The threat to the independence of the Fed comes from the scale of the Fed’s interventions in credit markets in support of the Administration’s bailout and spending programs and its willingness to publically endorse measures undertaken by the Treasury.

During the past year the Fed has expanded the money supply by more than a trillion dollars and engaged in a wide range of activities which had the effect of lowering credit standards and loading its balance sheet with assets that that will be hard to unwind if it decides to change its policy stance. There is a growing concern that the Fed will refuse to withdraw the staggering quantity of liquidity it injected into the financial system once a revival in activity occurs for fear of prematurely ending any recovery. Any failure to raise interest rates and “take away the punchbowl just as the party gets going,” as a former Chairman of the Fed put it, would mean that rampant inflation could set in and the dollar could collapse on foreign exchange markets. Loss of control over inflation, the Fed’s single most important objective, would call into question its very independence.

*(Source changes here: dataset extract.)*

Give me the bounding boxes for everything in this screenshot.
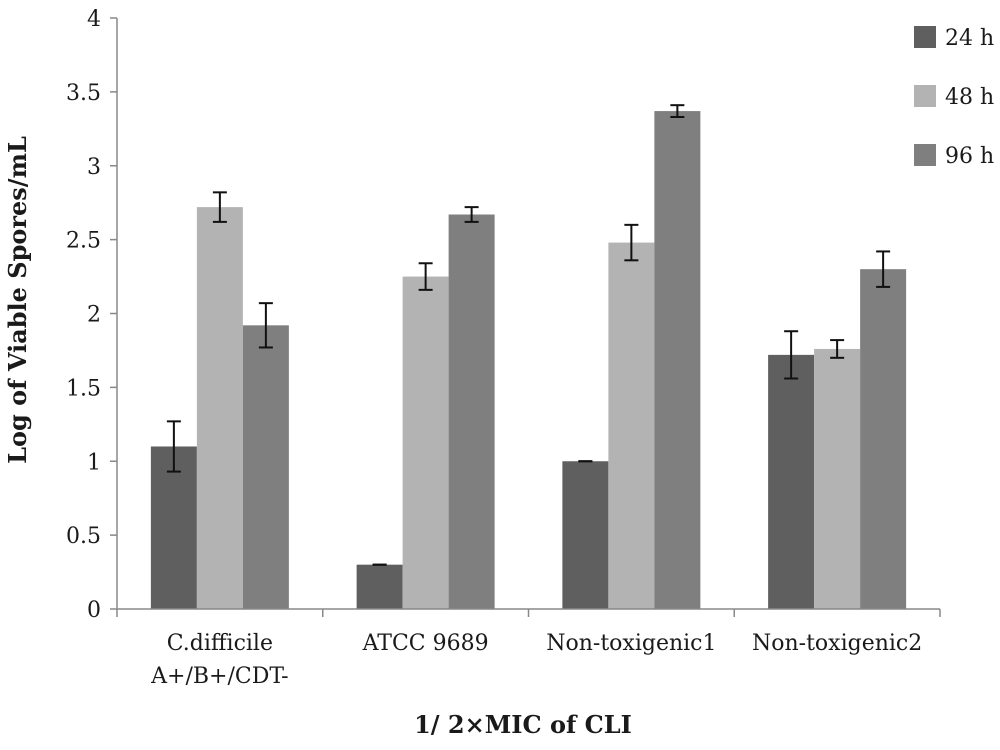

Similarly, the Fed should avoid any appearance of supporting or not supporting actions taken by fiscal authorities, except in the most general and gentle way. It should never suggest anything that implies it is picking or choosing among companies or industries or financial concerns. To do so allows questions of favoritism and partiality to arise which are damaging to the central bank’s reputation. But to some degree it has done precisely this, supporting the Treasury’s decisions regarding macroeconomic policy. It has also joined with the Treasury in the financial realm in support of its policies. However, many feel it has overstepped its bounds by pressuring Bank of America and others in ways that reflect favoritism and in limiting the transparency of its operations.

Professor Meltzer is right to have expressed concerns about the Fed and how it has responded to the crisis. Some of us see a frightful storm of virulent inflation gathering on the horizon. While it will not be upon us any time soon, when it comes we believe it will come swiftly and it will be unstoppable except at great cost.

And we will blame the Fed for not only allowing this disaster to happen but for weakening the independence the central bank needs to sustain its reputation and keep political operatives at bay.